The announcement states that the expected reduction in net loss is mainly due to the group’s firm efforts this year to optimize restaurant structure and reduce costs while increasing efficiency, including focusing on regionalized refined operations, orderly closing of inefficient and loss-making restaurants, and consolidating the overall health of the restaurant network. It is estimated that the impairment losses for closed and continuously loss-making restaurants will decrease significantly by about 51.4% compared to the same period in 2024.

The announcement also highlights the company’s ongoing cost optimization efforts, fully digitalizing and online managing procurement orders, inventory across all regions, and restaurant replenishments, relying on a unified supply chain platform to coordinate nationwide distribution centers and logistics providers, achieving overall resource coordination. Additionally, refined member operations have led to a significant increase in new member registration conversion rates and overall member spending compared to the same period in 2024.

In response to challenges in the catering market and changing consumer demands, the group will continue to actively promote front-end business innovations and refine operational management. This includes leveraging the scale advantages of its wholly owned meat processing subsidiary to deepen the integrated model of “source control – centralized processing – multi-brand direct supply,” providing stable and cost-effective supply for new brands such as “Xiabu Pasture” and “Xiabu Steak,” further strengthening the supply chain’s autonomous and controllable long-term competitive barrier.

The Xiabu brand will deepen its value concept of “sharing achievements with strivers,” aiming to improve the “Phoenix Returning to the Nest” partner mechanism, with shared risks and benefits, to effectively stimulate organizational vitality and restaurant performance. Meanwhile, the group will break the centralized management model, dividing the nationwide business into multiple regions to promote refined restaurant management, improve management efficiency, and enhance market responsiveness.

Further efforts will be made to deepen the layout of the instant delivery service ecosystem, scaling up business, improving quality, and structuring operational benefits; and the KuKu brand will fully implement the “Selected Single Point + Happy All-You-Can Eat” dual-operation model, covering diverse consumption scenarios to effectively boost restaurant traffic and table turnover.

It is reported that in 2025, Xiabu Xiabu Group will launch a new brand, “Xiabu Pasture,” focusing on social scenes for young people, creating a high-quality, affordable self-service hotpot. Additionally, the group is crossing into new sectors with the new brand “Xiaku Steak,” which offers a differentiated business model of “Taiwan-style handmade steak + 158 free fusion dishes + afternoon tea drinks.” The goal is to allow consumers to enjoy high-quality steak at around 100 yuan, promoting the transition of high-end steak toward an affordable and popular era.

In 2025, Xiabu Xiabu Group will initiate two rounds of the “Phoenix Returning to the Nest” partner program, with 13 stores already participating and over 50 individuals joining as internal partners. Partner stores have achieved a profit margin of 30%.

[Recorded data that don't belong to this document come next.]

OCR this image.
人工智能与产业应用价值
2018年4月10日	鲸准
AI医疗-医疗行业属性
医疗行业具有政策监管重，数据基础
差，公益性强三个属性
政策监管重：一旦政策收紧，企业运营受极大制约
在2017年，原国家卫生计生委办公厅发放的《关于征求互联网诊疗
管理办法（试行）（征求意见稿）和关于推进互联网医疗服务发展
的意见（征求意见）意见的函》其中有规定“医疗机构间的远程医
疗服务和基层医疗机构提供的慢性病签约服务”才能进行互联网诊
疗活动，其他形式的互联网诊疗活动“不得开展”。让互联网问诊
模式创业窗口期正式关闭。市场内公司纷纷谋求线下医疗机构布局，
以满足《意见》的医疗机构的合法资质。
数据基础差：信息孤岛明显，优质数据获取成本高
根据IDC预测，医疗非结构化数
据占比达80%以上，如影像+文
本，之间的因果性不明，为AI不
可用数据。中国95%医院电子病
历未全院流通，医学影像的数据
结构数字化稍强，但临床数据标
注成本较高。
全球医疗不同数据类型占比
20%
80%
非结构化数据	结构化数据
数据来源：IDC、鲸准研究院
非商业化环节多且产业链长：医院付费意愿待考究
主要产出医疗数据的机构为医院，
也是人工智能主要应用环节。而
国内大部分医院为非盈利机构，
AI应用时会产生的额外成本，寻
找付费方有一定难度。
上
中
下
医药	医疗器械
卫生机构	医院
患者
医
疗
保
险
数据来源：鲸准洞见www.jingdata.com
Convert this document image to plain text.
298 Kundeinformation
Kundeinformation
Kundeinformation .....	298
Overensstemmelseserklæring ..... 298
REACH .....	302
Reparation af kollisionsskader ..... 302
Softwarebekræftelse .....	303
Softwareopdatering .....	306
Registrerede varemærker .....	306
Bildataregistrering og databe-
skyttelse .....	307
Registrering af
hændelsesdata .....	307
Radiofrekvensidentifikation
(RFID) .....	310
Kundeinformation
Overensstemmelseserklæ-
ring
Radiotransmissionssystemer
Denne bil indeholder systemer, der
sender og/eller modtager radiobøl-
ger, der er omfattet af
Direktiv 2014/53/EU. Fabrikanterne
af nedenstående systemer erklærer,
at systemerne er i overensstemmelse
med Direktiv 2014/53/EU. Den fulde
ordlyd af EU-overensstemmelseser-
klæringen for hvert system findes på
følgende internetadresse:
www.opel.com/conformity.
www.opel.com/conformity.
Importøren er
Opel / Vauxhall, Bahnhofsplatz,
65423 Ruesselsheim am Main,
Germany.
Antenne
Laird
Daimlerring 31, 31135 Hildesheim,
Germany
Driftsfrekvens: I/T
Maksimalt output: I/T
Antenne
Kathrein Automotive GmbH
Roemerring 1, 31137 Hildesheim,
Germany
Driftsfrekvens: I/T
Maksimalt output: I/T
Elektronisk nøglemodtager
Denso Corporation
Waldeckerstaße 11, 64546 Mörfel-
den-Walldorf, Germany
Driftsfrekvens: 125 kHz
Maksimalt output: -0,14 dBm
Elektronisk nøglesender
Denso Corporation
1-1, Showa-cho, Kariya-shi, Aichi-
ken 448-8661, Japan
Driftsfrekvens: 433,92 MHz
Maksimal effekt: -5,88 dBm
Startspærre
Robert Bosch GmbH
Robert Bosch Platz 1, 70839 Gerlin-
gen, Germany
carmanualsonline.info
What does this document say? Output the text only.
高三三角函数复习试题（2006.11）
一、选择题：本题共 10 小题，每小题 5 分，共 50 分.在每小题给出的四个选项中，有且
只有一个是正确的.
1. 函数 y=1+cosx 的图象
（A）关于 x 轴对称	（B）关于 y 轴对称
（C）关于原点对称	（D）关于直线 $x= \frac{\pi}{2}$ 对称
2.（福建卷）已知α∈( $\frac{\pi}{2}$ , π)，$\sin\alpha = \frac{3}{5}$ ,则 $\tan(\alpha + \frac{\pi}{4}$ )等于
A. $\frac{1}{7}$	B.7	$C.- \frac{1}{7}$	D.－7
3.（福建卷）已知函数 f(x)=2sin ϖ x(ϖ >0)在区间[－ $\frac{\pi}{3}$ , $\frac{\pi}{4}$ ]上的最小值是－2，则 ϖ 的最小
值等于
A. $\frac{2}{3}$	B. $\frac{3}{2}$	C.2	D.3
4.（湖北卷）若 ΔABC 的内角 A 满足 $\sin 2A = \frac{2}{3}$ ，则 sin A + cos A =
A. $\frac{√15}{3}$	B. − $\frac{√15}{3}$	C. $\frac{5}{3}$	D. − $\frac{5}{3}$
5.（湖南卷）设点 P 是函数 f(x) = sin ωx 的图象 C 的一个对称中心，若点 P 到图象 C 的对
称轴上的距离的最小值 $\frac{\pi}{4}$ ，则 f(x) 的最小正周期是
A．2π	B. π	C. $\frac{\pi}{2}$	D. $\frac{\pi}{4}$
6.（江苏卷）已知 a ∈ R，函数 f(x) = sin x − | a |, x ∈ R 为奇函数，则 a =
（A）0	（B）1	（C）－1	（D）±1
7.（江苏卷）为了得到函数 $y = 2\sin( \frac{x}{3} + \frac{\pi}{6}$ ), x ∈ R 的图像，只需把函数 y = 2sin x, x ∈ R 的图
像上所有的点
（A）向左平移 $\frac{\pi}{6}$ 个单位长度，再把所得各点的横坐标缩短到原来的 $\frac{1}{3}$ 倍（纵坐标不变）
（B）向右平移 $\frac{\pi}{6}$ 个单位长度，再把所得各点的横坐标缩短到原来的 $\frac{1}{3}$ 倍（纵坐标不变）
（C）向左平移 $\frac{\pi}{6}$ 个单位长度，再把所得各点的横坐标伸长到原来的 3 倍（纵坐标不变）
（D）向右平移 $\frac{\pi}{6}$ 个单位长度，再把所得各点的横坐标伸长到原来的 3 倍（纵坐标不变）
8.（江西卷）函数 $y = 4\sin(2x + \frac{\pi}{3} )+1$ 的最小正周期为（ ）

Heguangqi, founder and chairman of Xiabu Xiabu Group, stated: “The group’s long-term profitability goal is clear. The catering industry has entered a critical stage of refined operation and upgrading, with a more obvious trend toward quality consumption. Industry competition is shifting from scale expansion to quality competition. Only by adhering to quality, developing multiple brands collaboratively, strengthening talent empowerment, and deepening innovation can we navigate industry cycles and achieve high-quality, sustainable development.”